Эти события уложились в период 1859-1881 годов, завершившись созданием королевства Румыния – наследственной конституционной монархии. При этом, Бессарабия, которая была частью княжества Молдова, отторгнутой от него/освобожденной от турецкого владычества Россией, по понятным причинам выпала из этого процесса, включавшего, между тем, социальную консолидацию румынского общества и развитие румынского национального самосознания. Коренное население Бессарабии, однородное в 1812 году с остальной частью населения княжества Молдова, оказалось выведено из румынского нациогенеза и подверглось интенсивной русификации.

Третья же составная часть современной Румынии – Южная Трансильвания, находилась в это время в составе Австро-Венгрии, и тоже была исключена из начальной фазы этого процесса.

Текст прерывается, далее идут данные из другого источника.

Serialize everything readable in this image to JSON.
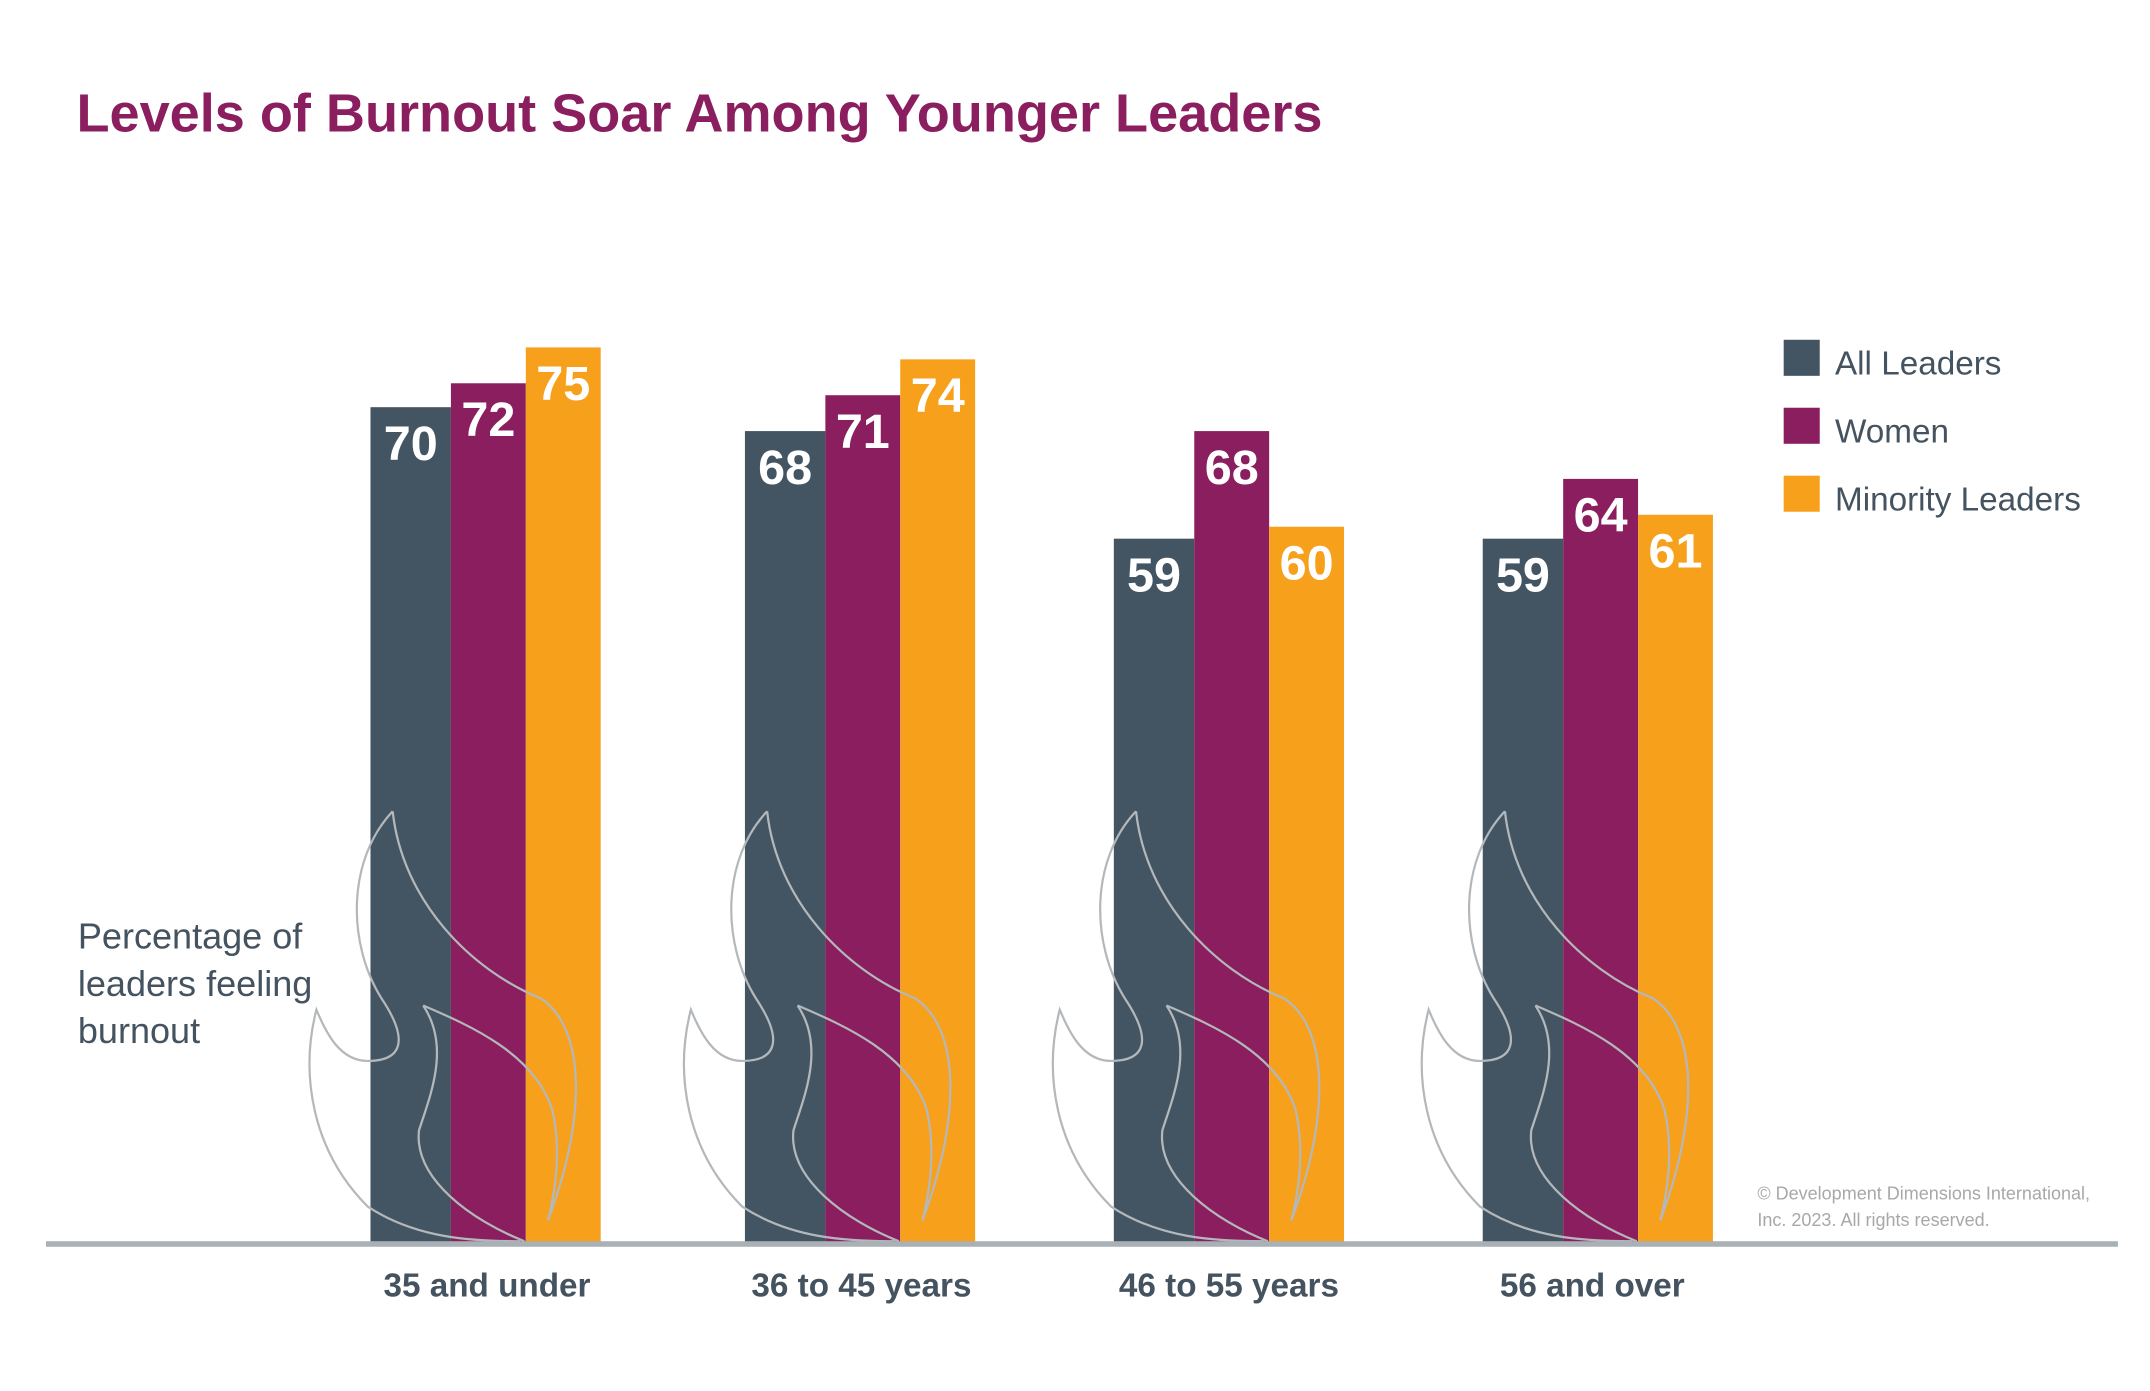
{
  "chart_data": {
    "type": "bar",
    "title": "Levels of Burnout Soar Among Younger Leaders",
    "ylabel_lines": [
      "Percentage of",
      "leaders feeling",
      "burnout"
    ],
    "categories": [
      "35 and under",
      "36 to 45 years",
      "46 to 55 years",
      "56 and over"
    ],
    "series": [
      {
        "name": "All Leaders",
        "color": "#435563",
        "values": [
          70,
          68,
          59,
          59
        ]
      },
      {
        "name": "Women",
        "color": "#8a1e5e",
        "values": [
          72,
          71,
          68,
          64
        ]
      },
      {
        "name": "Minority Leaders",
        "color": "#f7a01c",
        "values": [
          75,
          74,
          60,
          61
        ]
      }
    ],
    "ylim": [
      0,
      100
    ],
    "grid": false,
    "legend_position": "right",
    "data_labels": true,
    "title_color": "#8a1e5e",
    "copyright_lines": [
      "© Development Dimensions International,",
      "Inc. 2023. All rights reserved."
    ]
  }
}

Практически сразу после захвата Бессарабии, еще до заключения Бухарестского мира, то есть, примерно с 1807 года, Россия начала заселять её переселенцами, очень пестрого состава, в которых видела лояльную опору, заведомо не испытывающую притяжения к Турции, а позднее – и к Румынии. В быту это пришлое население предпочитало родной язык, разный для разных групп, а в общении за пределами группы – русский, как язык администрации, знать который было нужно всем.  Сфера же применения румынского языка при этом сузилась, а сам язык насытился русизмами, превратившись, якобы, в «молдавский» – но, не перестав от этого быть румынским языком.

О масштабах этого процесса говорит хотя бы то, что только в период 1837–1857 гг. по официальным данным на территорию Бессарабии прибывало, в среднем, более 21 000 колонистов ежегодно.

Это серьезно изменило этнический состав населения, данные о котором за 1897 год приводит Лев Берг в своей работе «Бессарабия: страна, люди, хозяйство». Названия этносов приведены так, как их указал автор.

Молдаване 47,6 % Цыгане 0,4 %
Малорусы 19,6 % Армяне 0,1 %
Евреи 11,8 % Греки 0,1 %
Великорусы 8,0 % Албанцы 0,04 %
Болгары 5,3 % Французы 0,02 %
Немцы 3,1 Чехи 0,02
Гагаузы 2,9 Караимы 0,005
Поляки 0,5

Забегая чуть вперед, приведу для сравнения этнический состав Бессарабии по переписи 1930 года, когда она, начиная с 27 марта 1918, то есть уже 12 лет, находилась в составе Румынии.

Румыны 56,2 % Гагаузы 3,4 %
Русские 12,3 % Немцы 2,8 %
Украинцы 10,9 % Цыгане 0,5 %
Евреи 7,1 % Поляки 0,3 %
Болгары 5,7 % Другие 0,8 %

При сопоставлении таблиц названия этносов Румыны – Молдаване, Русские-Великорусы и Украинцы-Малорусы следует воспринимать как синонимы.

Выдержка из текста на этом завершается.